Meeting the growing need for flexible energy resources with battery storage
Driven by the need to decarbonise, our energy mix is becoming increasingly dominated by intermittent renewable technologies. Last year saw a number of records broken across the year as conditions aligned to deliver new firsts in wind generation and total zero carbon generation. For example, in November 2022, for the first time ever wind generation provided a peak amount of power greater than 20GW, a notable threshold for those who work in the industry and more than twice the peak capacity of the UK nuclear fleet. Turning to this year, on 10 January, the UK generated record wind-powered electricity again, with provisional data showing a “max wind generation record” exceeding 21.6GW. For scale, UK peak demand at lunchtime on the same day was approximately 35GW.
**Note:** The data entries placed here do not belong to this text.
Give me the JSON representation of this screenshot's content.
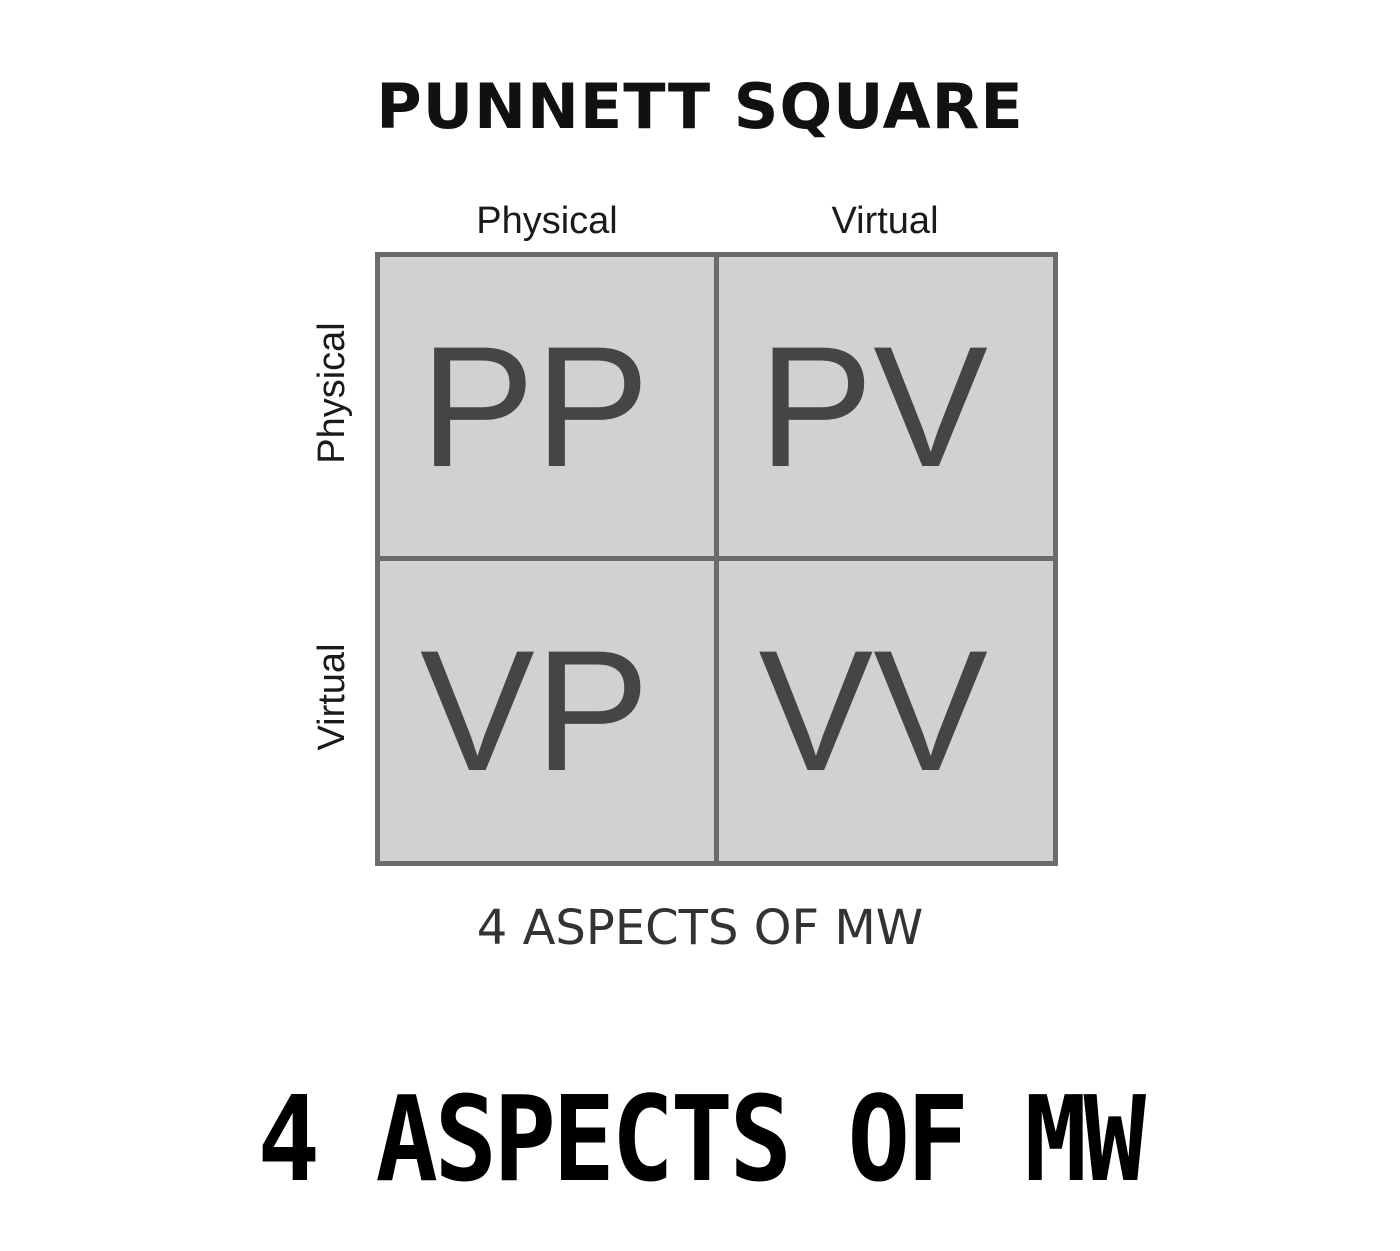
{
  "title": "PUNNETT SQUARE",
  "columns": [
    "Physical",
    "Virtual"
  ],
  "rows": [
    "Physical",
    "Virtual"
  ],
  "cells": [
    "PP",
    "PV",
    "VP",
    "VV"
  ],
  "subcaption": "4 ASPECTS OF MW",
  "caption": "4 ASPECTS OF MW",
  "colors": {
    "cell_fill": "#d1d1d1",
    "border": "#6b6b6b",
    "cell_text": "#454545"
  }
}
Capping our most productive days
With so much wind capacity available and more in the pipeline, on the windiest days National Grid ESO is forced to deliberately cap the amount of power coming from intermittent sources, with the owners being paid to turn them off. If too many generators have a high peak power output at the same time, the combined power could overload the system. Known as ‘curtailment’, it is a persistent problem for renewable energy generators, and a costly one for the consumer and the planet. In 2022, a year characterised by extraordinary rises in energy prices, the UK spent £215m on turning windfarms off, and then another £717m turning on gas power plants to replace the lost wind power on days when the wind was not blowing. The result was an extra 1.5 million tonnes of carbon emissions.
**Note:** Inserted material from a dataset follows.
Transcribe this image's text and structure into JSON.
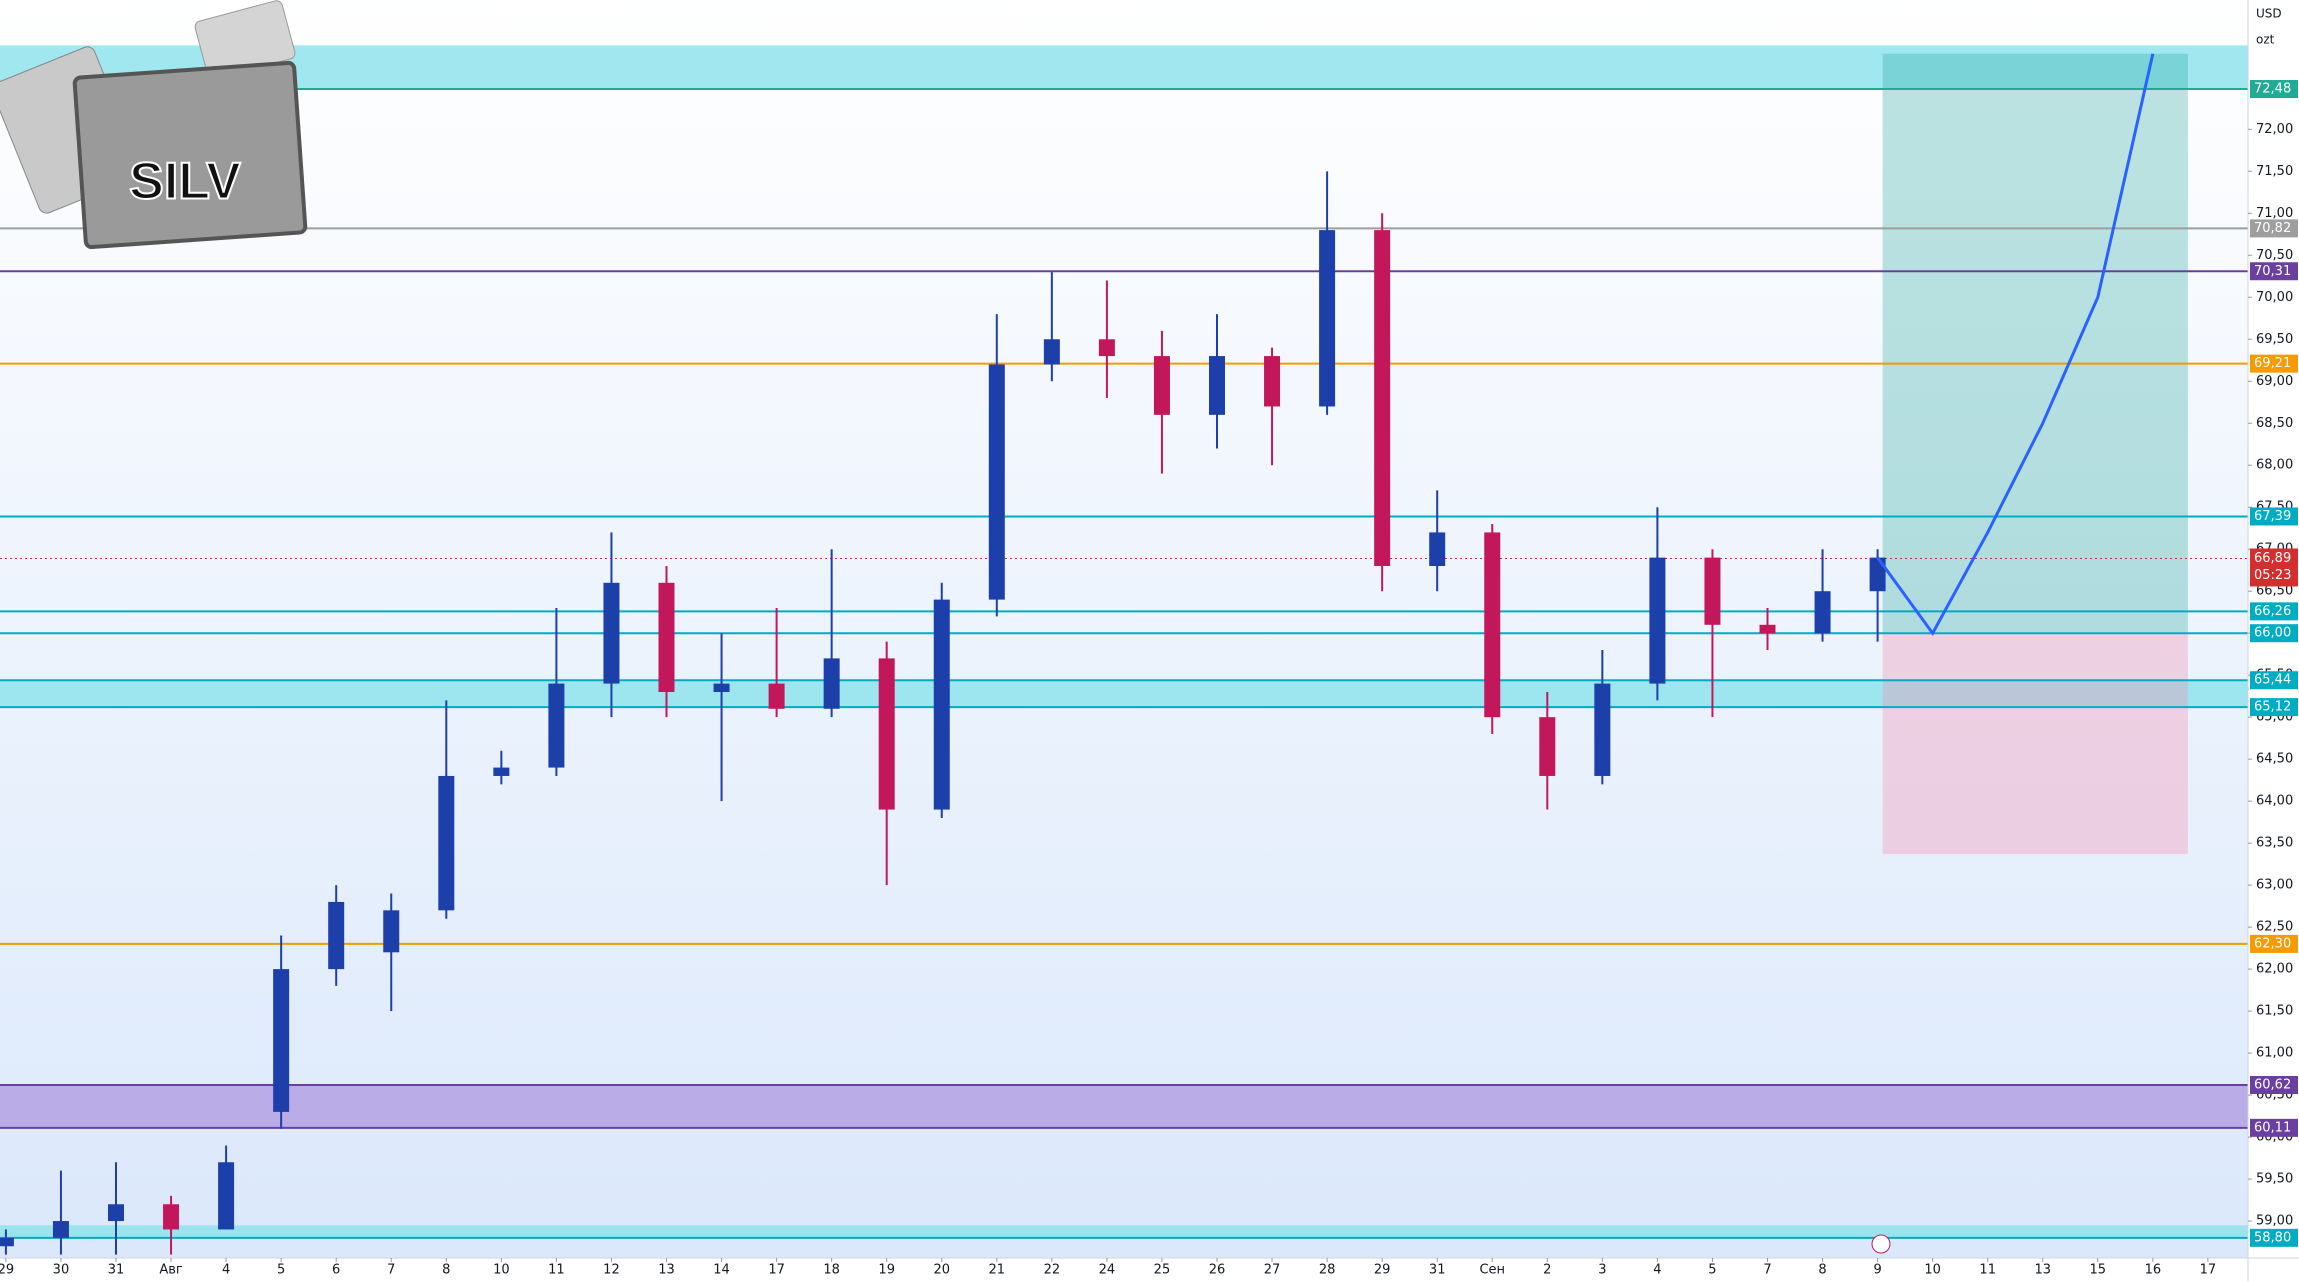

Planning for bigger peaks in the future
This is incredibly frustrating given that many people are currently living in fuel poverty in the UK and that the climate crisis must be addressed urgently. Every pound spent on curtailing renewables is a pound wasted, but the problem isn’t going away any time soon. As sectors such as heat and transport move away from fossil fuels and towards electrification, there will be higher electricity demand peaks, while electricity generation will become even more variable as levels of wind and solar generation increase. National Grid ESO’s Future Energy Scenarios suggest that we will have 15TWh of curtailment by 2030 in all Net Zero aligned scenarios.
How can we stop wasting valuable renewable resources?
One of the answers to this question is to increase demand and either use or store this excess electricity during times of peak renewables generation. This can be done by retrofitting or co-locating battery storage systems with renewables projects. Batteries can soak up cheap renewable energy when it’s abundant, and discharge it when congestion has eased.
National Grid estimates that by 2050, we will have 35GW of battery storage across the whole of the UK (National Grid’s Future Energy Scenarios). Regen’s analysis indicates that we need around 20GW of storage as part of a 2035 net zero power system. Battery storage is a rapidly growing sector – RenewableUK reported last year that the battery storage pipeline had doubled in 12 months. And it’s not just utility scale projects that are coming online, forward thinking business owners are getting in on the act too, a large proportion of which are at the medium commercial and industrial scale, not just the large corporations or multi-national utility companies.